Chairman Ben S. Bernanke said June 19 the Fed may cut its $85 billion in monthly bond buying this year and end it around mid-2014 if the economy grows in line with the central bank’s forecast.
His comments pushed down stocks and bonds. Since the day before his remarks the Standard & Poor’s 500 Index has fallen 3.9 percent, while the yield on the 10-year Treasury note has risen to an intra-day high of 2.66 percent from 2.19 percent.
Kocherlakota may be more pessimistic about unemployment than many of his colleagues on the Federal Open Market Committee. Bernanke said last week that by mid-2014 unemployment would likely be “in the vicinity of 7 percent.”

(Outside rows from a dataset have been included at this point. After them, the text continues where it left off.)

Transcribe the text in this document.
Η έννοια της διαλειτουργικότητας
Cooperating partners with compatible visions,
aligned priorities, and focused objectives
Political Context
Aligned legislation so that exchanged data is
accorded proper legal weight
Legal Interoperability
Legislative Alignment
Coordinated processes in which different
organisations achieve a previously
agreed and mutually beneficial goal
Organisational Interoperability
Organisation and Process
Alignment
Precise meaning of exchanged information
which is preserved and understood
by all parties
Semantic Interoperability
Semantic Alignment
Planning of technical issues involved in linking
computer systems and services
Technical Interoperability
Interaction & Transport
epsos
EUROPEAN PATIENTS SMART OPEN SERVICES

The Minneapolis Fed chief has stressed that the Fed still remains accommodative, telling reporters June 24 the central bank should highlight the line from its policy statements that stimulus will persist “for a considerable time” after the end of quantitative easing. “We have to bring that forward and hammer it every time we talk about policy,” he said.

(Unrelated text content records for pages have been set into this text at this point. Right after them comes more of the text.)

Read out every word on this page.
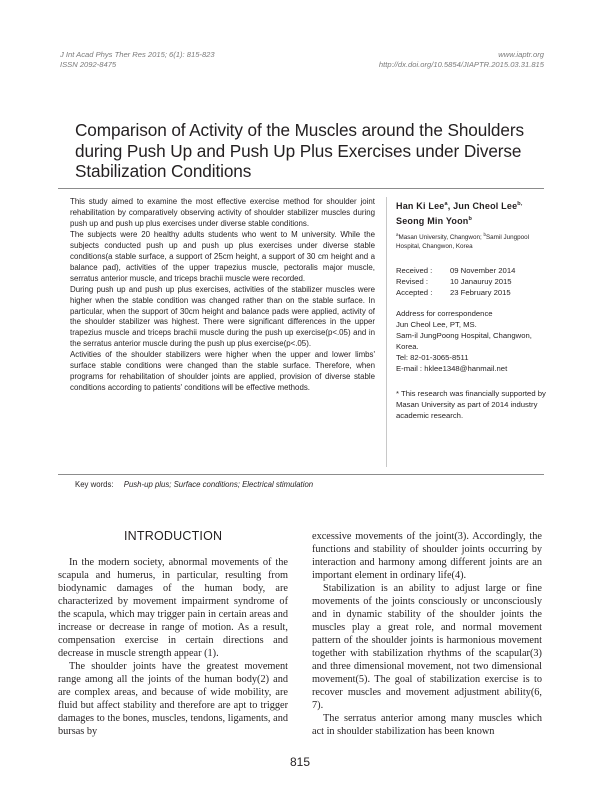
J Int Acad Phys Ther Res 2015; 6(1): 815-823
ISSN 2092-8475
www.iaptr.org
http://dx.doi.org/10.5854/JIAPTR.2015.03.31.815
Comparison of Activity of the Muscles around the Shoulders
during Push Up and Push Up Plus Exercises under Diverse
Stabilization Conditions

This study aimed to examine the most effective exercise method for shoulder joint rehabilitation by comparatively observing activity of shoulder stabilizer muscles during push up and push up plus exercises under diverse stable conditions.

The subjects were 20 healthy adults students who went to M university. While the subjects conducted push up and push up plus exercises under diverse stable conditions(a stable surface, a support of 25cm height, a support of 30 cm height and a balance pad), activities of the upper trapezius muscle, pectoralis major muscle, serratus anterior muscle, and triceps brachii muscle were recorded.

During push up and push up plus exercises, activities of the stabilizer muscles were higher when the stable condition was changed rather than on the stable surface. In particular, when the support of 30cm height and balance pads were applied, activity of the shoulder stabilizer was highest. There were significant differences in the upper trapezius muscle and triceps brachii muscle during the push up exercise(p<.05) and in the serratus anterior muscle during the push up plus exercise(p<.05).

Activities of the shoulder stabilizers were higher when the upper and lower limbs' surface stable conditions were changed than the stable surface. Therefore, when programs for rehabilitation of shoulder joints are applied, provision of diverse stable conditions according to patients' conditions will be effective methods.

Han Ki Lee$^a$, Jun Cheol Lee$^{b,}$
Seong Min Yoon$^b$
$^a$Masan University, Changwon; $^b$Samil Jungpool Hospital, Changwon, Korea
Received : 09 November 2014
Revised :	10 Janauruy 2015
Accepted : 23 February 2015
Address for correspondence
Jun Cheol Lee, PT, MS.
Sam-il JungPoong Hospital, Changwon,
Korea.
Tel: 82-01-3065-8511
E-mail : hklee1348@hanmail.net
* This research was financially supported by Masan University as part of 2014 industry academic research.
Key words: Push-up plus; Surface conditions; Electrical stimulation
INTRODUCTION

In the modern society, abnormal movements of the scapula and humerus, in particular, resulting from biodynamic damages of the human body, are characterized by movement impairment syndrome of the scapula, which may trigger pain in certain areas and increase or decrease in range of motion. As a result, compensation exercise in certain directions and decrease in muscle strength appear (1).

The shoulder joints have the greatest movement range among all the joints of the human body(2) and are complex areas, and because of wide mobility, are fluid but affect stability and therefore are apt to trigger damages to the bones, muscles, tendons, ligaments, and bursas by

excessive movements of the joint(3). Accordingly, the functions and stability of shoulder joints occurring by interaction and harmony among different joints are an important element in ordinary life(4).

Stabilization is an ability to adjust large or fine movements of the joints consciously or unconsciously and in dynamic stability of the shoulder joints the muscles play a great role, and normal movement pattern of the shoulder joints is harmonious movement together with stabilization rhythms of the scapular(3) and three dimensional movement, not two dimensional movement(5). The goal of stabilization exercise is to recover muscles and movement adjustment ability(6, 7).

The serratus anterior among many muscles which act in shoulder stabilization has been known

815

He said the Fed will be “in the business of accommodation long after the asset purchases end.”
Fed presidents rotate voting on monetary policy and Kocherlakota is next scheduled to vote in 2014 when the FOMC may be considering winding down its bond purchases.

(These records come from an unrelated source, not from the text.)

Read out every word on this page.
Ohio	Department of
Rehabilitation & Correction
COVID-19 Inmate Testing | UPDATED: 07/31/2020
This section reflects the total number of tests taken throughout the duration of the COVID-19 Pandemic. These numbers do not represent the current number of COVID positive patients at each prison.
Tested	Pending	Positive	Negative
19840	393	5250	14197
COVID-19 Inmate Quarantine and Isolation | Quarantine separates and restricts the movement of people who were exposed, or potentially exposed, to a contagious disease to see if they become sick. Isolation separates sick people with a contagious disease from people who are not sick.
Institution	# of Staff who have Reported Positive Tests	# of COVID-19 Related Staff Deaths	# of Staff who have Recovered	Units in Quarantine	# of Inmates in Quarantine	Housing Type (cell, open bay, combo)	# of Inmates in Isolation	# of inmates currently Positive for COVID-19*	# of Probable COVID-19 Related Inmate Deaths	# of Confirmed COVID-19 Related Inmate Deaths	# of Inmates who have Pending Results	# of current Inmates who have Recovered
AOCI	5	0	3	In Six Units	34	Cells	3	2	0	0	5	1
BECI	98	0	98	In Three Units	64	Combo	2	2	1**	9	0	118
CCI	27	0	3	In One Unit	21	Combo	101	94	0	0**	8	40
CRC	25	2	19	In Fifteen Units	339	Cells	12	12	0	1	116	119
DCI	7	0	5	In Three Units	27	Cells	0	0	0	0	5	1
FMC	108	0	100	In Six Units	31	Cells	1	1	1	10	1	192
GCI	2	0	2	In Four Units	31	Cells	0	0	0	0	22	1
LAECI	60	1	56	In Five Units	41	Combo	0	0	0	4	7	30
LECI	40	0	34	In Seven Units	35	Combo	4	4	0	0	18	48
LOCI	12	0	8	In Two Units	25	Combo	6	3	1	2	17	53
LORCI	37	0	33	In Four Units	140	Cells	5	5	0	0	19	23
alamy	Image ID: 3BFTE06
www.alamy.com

Kocherlakota in 2011 voted against two decisions of the FOMC, opposing actions to add stimulus. He joined in his dissent with Philadelphia Fed President Charles Plosser and the Dallas Fed’s Richard Fisher, two of the most outspoken critics within the Fed of the central bank’s bond purchases.
In May 2012 Kocherlakota said the Fed may need to raise interest rates by the end of 2012. By September, his views changed and he said the central bank was providing insufficient accommodation to push the economy toward recovery.
He attributed his shift to declining inflation and to research that suggested unemployment in the U.S. was driven by economic weakness and not structural changes in the economy.
“Inflation should be something that we’re keeping our eye on,” Kocherlakota said. “We have a 2 percent target and we should defend our target from below as well as above.”
“I do see the low levels right now as being largely transitory,” he added. “I think inflation will come back up.”
Kocherlakota criticized the Fed’s recent communications in a June 24 statement, saying the central bank needs to set clearer guideposts for the outlook for record stimulus and commit to press on with monthly bond purchases at least until unemployment falls below 7 percent.
“The committee’s communications have provided insufficient detail about how its policy strategy will play out when the recovery is more advanced,” he said.